By ANNA ELIAS | Contributor
Six students, friends and co-workers who span across three different educational institutions – Washtenaw Community College, the University of Michigan and Eastern Michigan University – are starting three chapters of the Wolverine Skydiving Club.
Among their goals: to form competitive collegiate skydiving teams.
Two WCC students, Kyle Jacobs and Rob Harris, attended a recent UM chapter meeting to learn how to start their own.
Five of the six students in the club are licensed skydivers, with one student on her way to licensing in the accelerated free-fall training progression. The home dropzone and employer for most of these students is Skydive Tecumseh, which will become the home dropzone for all three chapters of the club.
“The primary focus of this club will be to build a community of student skydivers that can compete with each other as well as encourage each other,” said UM club president Lisa Miller, 20, of Beverly Hills, Mich., “And to have a group large enough that we can create four-way teams and compete with other schools, and eventually go to the National Collegiate Parachuting Championships.”
Miller works manifest at Skydive Tecumseh when school is not in session. She has more than 100 jumps and, as a student, concentrates on women’s studies and statistics.
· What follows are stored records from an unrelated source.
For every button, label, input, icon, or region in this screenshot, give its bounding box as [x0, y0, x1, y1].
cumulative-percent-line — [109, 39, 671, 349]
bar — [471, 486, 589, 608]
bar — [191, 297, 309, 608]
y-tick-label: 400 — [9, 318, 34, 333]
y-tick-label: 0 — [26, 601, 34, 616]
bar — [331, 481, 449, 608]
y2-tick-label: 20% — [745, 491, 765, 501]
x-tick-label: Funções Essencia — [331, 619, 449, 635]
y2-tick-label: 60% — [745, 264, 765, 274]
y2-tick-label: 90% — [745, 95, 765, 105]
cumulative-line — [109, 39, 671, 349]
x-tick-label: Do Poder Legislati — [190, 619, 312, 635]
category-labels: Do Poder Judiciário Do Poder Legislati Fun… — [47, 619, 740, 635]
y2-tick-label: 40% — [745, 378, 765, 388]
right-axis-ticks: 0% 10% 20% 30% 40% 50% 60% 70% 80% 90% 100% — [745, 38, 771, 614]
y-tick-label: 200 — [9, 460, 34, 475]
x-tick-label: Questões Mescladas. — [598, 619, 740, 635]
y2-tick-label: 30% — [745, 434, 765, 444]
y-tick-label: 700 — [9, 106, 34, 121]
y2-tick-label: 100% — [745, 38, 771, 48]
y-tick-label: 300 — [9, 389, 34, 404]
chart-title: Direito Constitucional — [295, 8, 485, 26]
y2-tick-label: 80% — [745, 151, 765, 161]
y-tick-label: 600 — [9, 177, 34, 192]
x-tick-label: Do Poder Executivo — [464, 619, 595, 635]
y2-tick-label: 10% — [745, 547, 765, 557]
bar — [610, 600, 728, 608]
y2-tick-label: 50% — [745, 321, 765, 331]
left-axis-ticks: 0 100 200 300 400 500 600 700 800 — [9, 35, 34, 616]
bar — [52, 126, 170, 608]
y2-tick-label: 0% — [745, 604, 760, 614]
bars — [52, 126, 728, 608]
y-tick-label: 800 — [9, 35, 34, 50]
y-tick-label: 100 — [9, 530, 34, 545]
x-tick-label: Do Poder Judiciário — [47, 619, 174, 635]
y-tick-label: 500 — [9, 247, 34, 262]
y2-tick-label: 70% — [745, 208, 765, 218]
Other jumpers are optimistic about the club as well. Jacobs, in his first year at WCC and uncertain about his major, is a video editor at Skydive Tecumseh. He has 32 jumps.
“I’m hoping the club will allow anyone interested a chance to pursue their interest,” said Jacobs, 23, of Tecumseh.
All skill levels are welcome to join, from seasoned skydivers to those wanting to learn about the sport to determine whether to try it.
Those who want to make a jump before the commitment to licensing typically begin with a tandem skydive, which entails an instructor being strapped to the student’s back. The instructor does all the work while the student enjoys the ride.
During the off-season, the club will meet and plan events for the new season. The events will be geared toward developing lasting relationships with fellow club members.
“The amount of opportunities that it can bring into people’s lives are endless, whether they end up traveling the world or just growing from the overall experience to become a greater individual,” Jacobs said.
Licensed skydivers have the ability to jump across the country and world as they travel. Traveling to other dropzones around the country may become a possibility as members become licensed.
“We’re looking to provide students the opportunity to make new friends while learning about skydiving and possibly discover a new hobby,” said Harris, 22, of Clinton.
And he knows how life can be altered by skydiving; his primary job for the past two years has been jumping out of airplanes. A business major, Harris comes from a skydiving family and is a tandem jump instructor and videographer at Skydive Tecumseh. He has about 1,600 jumps.